Yes they came up with some ass-annihilating riffs in their time, but – especially live – they’d often swamp their finest licks in extended trad jams, nails-down-blackboard whining and proggy pastoral wafts, dragging the burgeoning 70s hard rock explosion back into the hackneyed improvisational habits of ancient jazz and blues. The noxious ‘art’ of padding out arena gigs with tedious extended plank-spanking sections sprang from this period, and Zeppelin were at the forefront of making this mass wastage of precious audience lifespan acceptable. Their albums were tighter but, to these ears, no less dreary: walloping wads of muddy blues/folk rock that stared ever backwards at a time when so much more intriguing music was looking towards a glistening pop/punk/disco future.
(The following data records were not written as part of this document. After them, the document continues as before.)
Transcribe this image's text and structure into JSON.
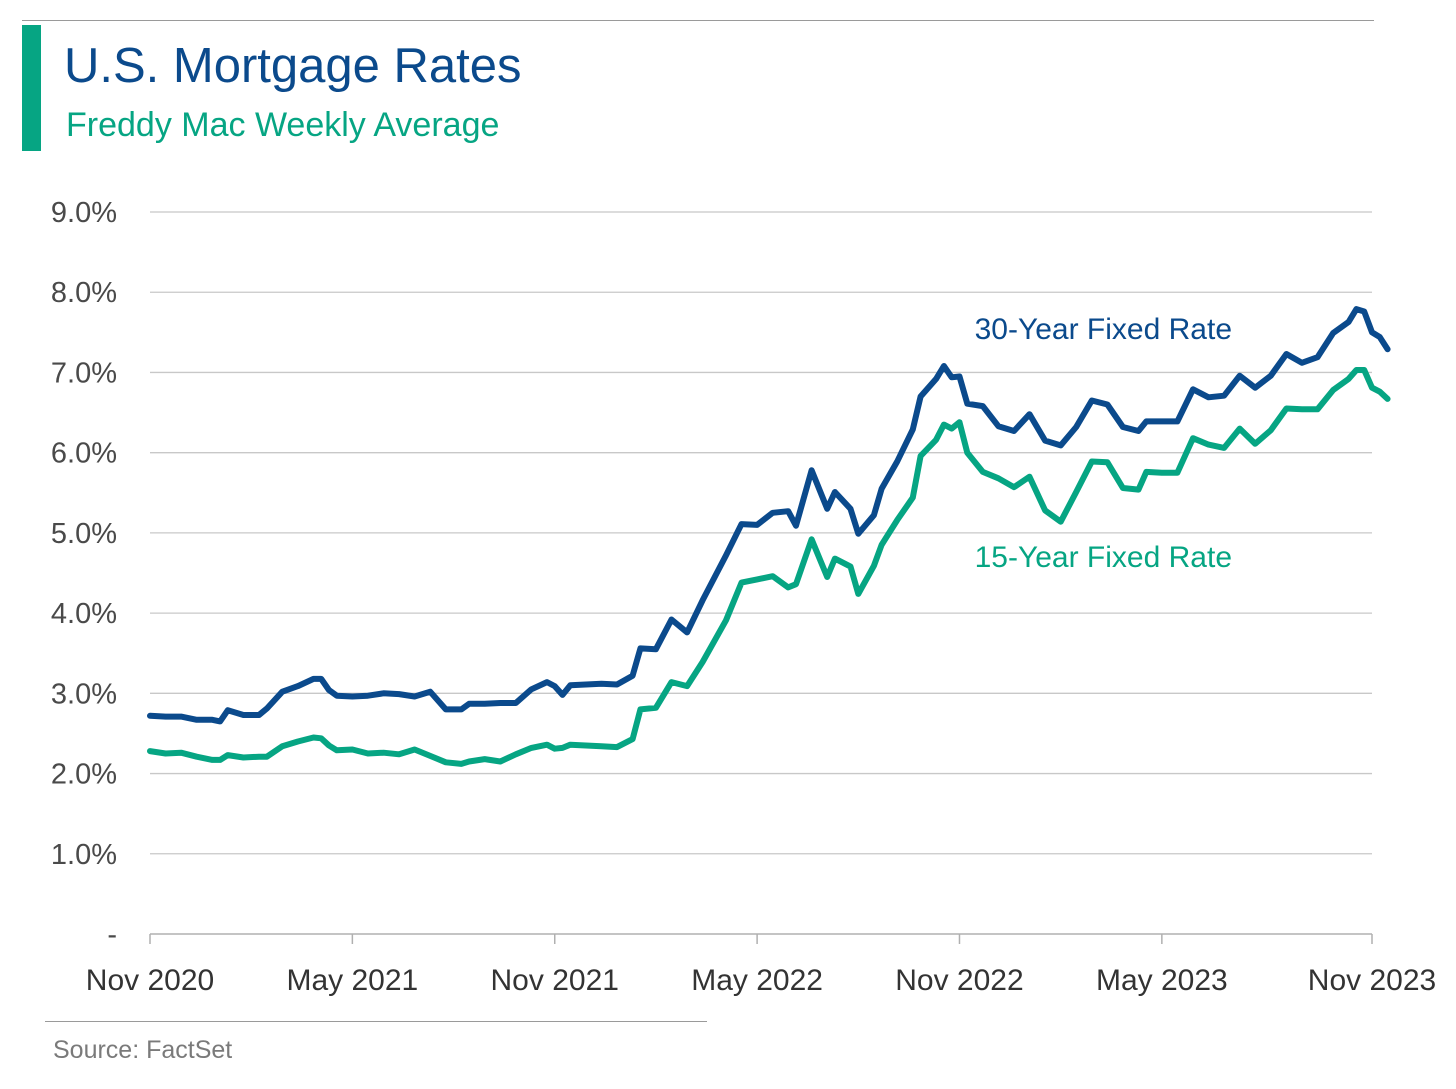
{
  "header": {
    "title": "U.S. Mortgage Rates",
    "subtitle": "Freddy Mac Weekly Average"
  },
  "footer": {
    "source": "Source: FactSet"
  },
  "colors": {
    "accent": "#06a583",
    "title": "#0b4a8c",
    "series_30y": "#0b4a8c",
    "series_15y": "#06a583",
    "gridline": "#c8c8c8"
  },
  "chart_data": {
    "type": "line",
    "title": "U.S. Mortgage Rates",
    "subtitle": "Freddy Mac Weekly Average",
    "xlabel": "",
    "ylabel": "",
    "x_start": "2020-11-05",
    "x_end": "2023-11-09",
    "y_tick_labels": [
      "-",
      "1.0%",
      "2.0%",
      "3.0%",
      "4.0%",
      "5.0%",
      "6.0%",
      "7.0%",
      "8.0%",
      "9.0%"
    ],
    "y_tick_values": [
      0,
      1,
      2,
      3,
      4,
      5,
      6,
      7,
      8,
      9
    ],
    "ylim": [
      0,
      9
    ],
    "x_ticks": [
      {
        "date": "2020-11-05",
        "label": "Nov 2020"
      },
      {
        "date": "2021-05-06",
        "label": "May 2021"
      },
      {
        "date": "2021-11-04",
        "label": "Nov 2021"
      },
      {
        "date": "2022-05-05",
        "label": "May 2022"
      },
      {
        "date": "2022-11-03",
        "label": "Nov 2022"
      },
      {
        "date": "2023-05-04",
        "label": "May 2023"
      },
      {
        "date": "2023-11-09",
        "label": "Nov 2023"
      }
    ],
    "grid": true,
    "legend": "inline labels",
    "series": [
      {
        "name": "30-Year Fixed Rate",
        "color": "#0b4a8c",
        "points": [
          [
            "2020-11-05",
            2.72
          ],
          [
            "2020-11-19",
            2.71
          ],
          [
            "2020-12-03",
            2.71
          ],
          [
            "2020-12-17",
            2.67
          ],
          [
            "2020-12-31",
            2.67
          ],
          [
            "2021-01-07",
            2.65
          ],
          [
            "2021-01-14",
            2.79
          ],
          [
            "2021-01-28",
            2.73
          ],
          [
            "2021-02-11",
            2.73
          ],
          [
            "2021-02-18",
            2.81
          ],
          [
            "2021-03-04",
            3.02
          ],
          [
            "2021-03-18",
            3.09
          ],
          [
            "2021-04-01",
            3.18
          ],
          [
            "2021-04-08",
            3.18
          ],
          [
            "2021-04-15",
            3.04
          ],
          [
            "2021-04-22",
            2.97
          ],
          [
            "2021-05-06",
            2.96
          ],
          [
            "2021-05-20",
            2.97
          ],
          [
            "2021-06-03",
            3.0
          ],
          [
            "2021-06-17",
            2.99
          ],
          [
            "2021-07-01",
            2.96
          ],
          [
            "2021-07-15",
            3.02
          ],
          [
            "2021-07-29",
            2.8
          ],
          [
            "2021-08-12",
            2.8
          ],
          [
            "2021-08-19",
            2.87
          ],
          [
            "2021-09-02",
            2.87
          ],
          [
            "2021-09-16",
            2.88
          ],
          [
            "2021-09-30",
            2.88
          ],
          [
            "2021-10-14",
            3.05
          ],
          [
            "2021-10-28",
            3.14
          ],
          [
            "2021-11-04",
            3.09
          ],
          [
            "2021-11-11",
            2.98
          ],
          [
            "2021-11-18",
            3.1
          ],
          [
            "2021-12-02",
            3.11
          ],
          [
            "2021-12-16",
            3.12
          ],
          [
            "2021-12-30",
            3.11
          ],
          [
            "2022-01-13",
            3.22
          ],
          [
            "2022-01-20",
            3.56
          ],
          [
            "2022-02-03",
            3.55
          ],
          [
            "2022-02-17",
            3.92
          ],
          [
            "2022-03-03",
            3.76
          ],
          [
            "2022-03-17",
            4.16
          ],
          [
            "2022-04-07",
            4.72
          ],
          [
            "2022-04-21",
            5.11
          ],
          [
            "2022-05-05",
            5.1
          ],
          [
            "2022-05-19",
            5.25
          ],
          [
            "2022-06-02",
            5.27
          ],
          [
            "2022-06-09",
            5.09
          ],
          [
            "2022-06-23",
            5.78
          ],
          [
            "2022-07-07",
            5.3
          ],
          [
            "2022-07-14",
            5.51
          ],
          [
            "2022-07-28",
            5.3
          ],
          [
            "2022-08-04",
            4.99
          ],
          [
            "2022-08-18",
            5.22
          ],
          [
            "2022-08-25",
            5.55
          ],
          [
            "2022-09-08",
            5.89
          ],
          [
            "2022-09-22",
            6.29
          ],
          [
            "2022-09-29",
            6.7
          ],
          [
            "2022-10-13",
            6.92
          ],
          [
            "2022-10-20",
            7.08
          ],
          [
            "2022-10-27",
            6.94
          ],
          [
            "2022-11-03",
            6.95
          ],
          [
            "2022-11-10",
            6.61
          ],
          [
            "2022-11-24",
            6.58
          ],
          [
            "2022-12-08",
            6.33
          ],
          [
            "2022-12-22",
            6.27
          ],
          [
            "2023-01-05",
            6.48
          ],
          [
            "2023-01-19",
            6.15
          ],
          [
            "2023-02-02",
            6.09
          ],
          [
            "2023-02-16",
            6.32
          ],
          [
            "2023-03-02",
            6.65
          ],
          [
            "2023-03-16",
            6.6
          ],
          [
            "2023-03-30",
            6.32
          ],
          [
            "2023-04-13",
            6.27
          ],
          [
            "2023-04-20",
            6.39
          ],
          [
            "2023-05-04",
            6.39
          ],
          [
            "2023-05-18",
            6.39
          ],
          [
            "2023-06-01",
            6.79
          ],
          [
            "2023-06-15",
            6.69
          ],
          [
            "2023-06-29",
            6.71
          ],
          [
            "2023-07-13",
            6.96
          ],
          [
            "2023-07-27",
            6.81
          ],
          [
            "2023-08-10",
            6.96
          ],
          [
            "2023-08-24",
            7.23
          ],
          [
            "2023-09-07",
            7.12
          ],
          [
            "2023-09-21",
            7.19
          ],
          [
            "2023-10-05",
            7.49
          ],
          [
            "2023-10-19",
            7.63
          ],
          [
            "2023-10-26",
            7.79
          ],
          [
            "2023-11-02",
            7.76
          ],
          [
            "2023-11-09",
            7.5
          ],
          [
            "2023-11-16",
            7.44
          ],
          [
            "2023-11-23",
            7.29
          ]
        ]
      },
      {
        "name": "15-Year Fixed Rate",
        "color": "#06a583",
        "points": [
          [
            "2020-11-05",
            2.28
          ],
          [
            "2020-11-19",
            2.25
          ],
          [
            "2020-12-03",
            2.26
          ],
          [
            "2020-12-17",
            2.21
          ],
          [
            "2020-12-31",
            2.17
          ],
          [
            "2021-01-07",
            2.17
          ],
          [
            "2021-01-14",
            2.23
          ],
          [
            "2021-01-28",
            2.2
          ],
          [
            "2021-02-11",
            2.21
          ],
          [
            "2021-02-18",
            2.21
          ],
          [
            "2021-03-04",
            2.34
          ],
          [
            "2021-03-18",
            2.4
          ],
          [
            "2021-04-01",
            2.45
          ],
          [
            "2021-04-08",
            2.44
          ],
          [
            "2021-04-15",
            2.35
          ],
          [
            "2021-04-22",
            2.29
          ],
          [
            "2021-05-06",
            2.3
          ],
          [
            "2021-05-20",
            2.25
          ],
          [
            "2021-06-03",
            2.26
          ],
          [
            "2021-06-17",
            2.24
          ],
          [
            "2021-07-01",
            2.3
          ],
          [
            "2021-07-15",
            2.22
          ],
          [
            "2021-07-29",
            2.14
          ],
          [
            "2021-08-12",
            2.12
          ],
          [
            "2021-08-19",
            2.15
          ],
          [
            "2021-09-02",
            2.18
          ],
          [
            "2021-09-16",
            2.15
          ],
          [
            "2021-09-30",
            2.24
          ],
          [
            "2021-10-14",
            2.32
          ],
          [
            "2021-10-28",
            2.36
          ],
          [
            "2021-11-04",
            2.31
          ],
          [
            "2021-11-11",
            2.32
          ],
          [
            "2021-11-18",
            2.36
          ],
          [
            "2021-12-02",
            2.35
          ],
          [
            "2021-12-16",
            2.34
          ],
          [
            "2021-12-30",
            2.33
          ],
          [
            "2022-01-13",
            2.43
          ],
          [
            "2022-01-20",
            2.8
          ],
          [
            "2022-02-03",
            2.82
          ],
          [
            "2022-02-17",
            3.14
          ],
          [
            "2022-03-03",
            3.09
          ],
          [
            "2022-03-17",
            3.39
          ],
          [
            "2022-04-07",
            3.91
          ],
          [
            "2022-04-21",
            4.38
          ],
          [
            "2022-05-05",
            4.42
          ],
          [
            "2022-05-19",
            4.46
          ],
          [
            "2022-06-02",
            4.32
          ],
          [
            "2022-06-09",
            4.36
          ],
          [
            "2022-06-23",
            4.92
          ],
          [
            "2022-07-07",
            4.45
          ],
          [
            "2022-07-14",
            4.68
          ],
          [
            "2022-07-28",
            4.58
          ],
          [
            "2022-08-04",
            4.24
          ],
          [
            "2022-08-18",
            4.59
          ],
          [
            "2022-08-25",
            4.85
          ],
          [
            "2022-09-08",
            5.16
          ],
          [
            "2022-09-22",
            5.44
          ],
          [
            "2022-09-29",
            5.96
          ],
          [
            "2022-10-13",
            6.16
          ],
          [
            "2022-10-20",
            6.35
          ],
          [
            "2022-10-27",
            6.3
          ],
          [
            "2022-11-03",
            6.38
          ],
          [
            "2022-11-10",
            6.0
          ],
          [
            "2022-11-24",
            5.76
          ],
          [
            "2022-12-08",
            5.68
          ],
          [
            "2022-12-22",
            5.57
          ],
          [
            "2023-01-05",
            5.7
          ],
          [
            "2023-01-19",
            5.28
          ],
          [
            "2023-02-02",
            5.14
          ],
          [
            "2023-02-16",
            5.51
          ],
          [
            "2023-03-02",
            5.89
          ],
          [
            "2023-03-16",
            5.88
          ],
          [
            "2023-03-30",
            5.56
          ],
          [
            "2023-04-13",
            5.54
          ],
          [
            "2023-04-20",
            5.76
          ],
          [
            "2023-05-04",
            5.75
          ],
          [
            "2023-05-18",
            5.75
          ],
          [
            "2023-06-01",
            6.18
          ],
          [
            "2023-06-15",
            6.1
          ],
          [
            "2023-06-29",
            6.06
          ],
          [
            "2023-07-13",
            6.3
          ],
          [
            "2023-07-27",
            6.11
          ],
          [
            "2023-08-10",
            6.28
          ],
          [
            "2023-08-24",
            6.55
          ],
          [
            "2023-09-07",
            6.54
          ],
          [
            "2023-09-21",
            6.54
          ],
          [
            "2023-10-05",
            6.78
          ],
          [
            "2023-10-19",
            6.92
          ],
          [
            "2023-10-26",
            7.03
          ],
          [
            "2023-11-02",
            7.03
          ],
          [
            "2023-11-09",
            6.81
          ],
          [
            "2023-11-16",
            6.76
          ],
          [
            "2023-11-23",
            6.67
          ]
        ]
      }
    ],
    "annotations": [
      {
        "text": "30-Year Fixed Rate",
        "series": 0
      },
      {
        "text": "15-Year Fixed Rate",
        "series": 1
      }
    ]
  }
}
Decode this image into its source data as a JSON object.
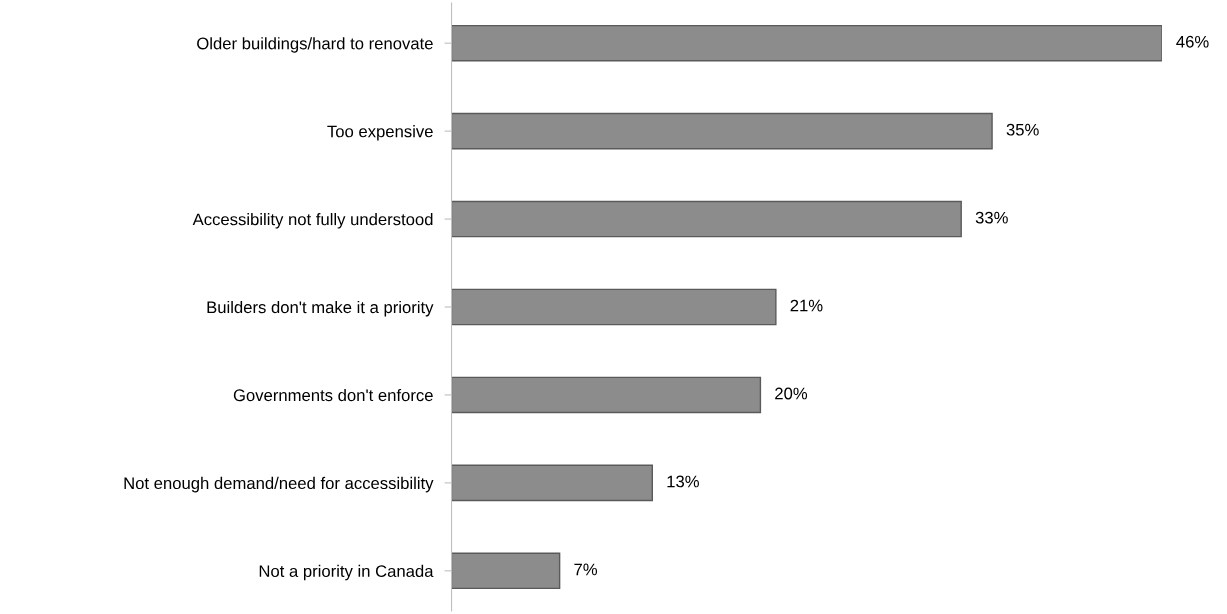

Heavy rock crunch? The Who and Black Sabbath did it better. Glam-era glamour? Give me Bowie or Bolan any day. Tothis day, it’s only the rock’n’roll mythology of Led Zeppelin – the red snappers, in-room motorbikes and occult rituals – that keep their memory in any way interesting or edgy, and even these were ripped off the likes of Keith Moon, Robert Johnson and The Rolling Stones. Strip the myths away and you find that everything saggy, overblown and boring in rock music is Led Zeppelin’s fault – hardly a cause for celebration.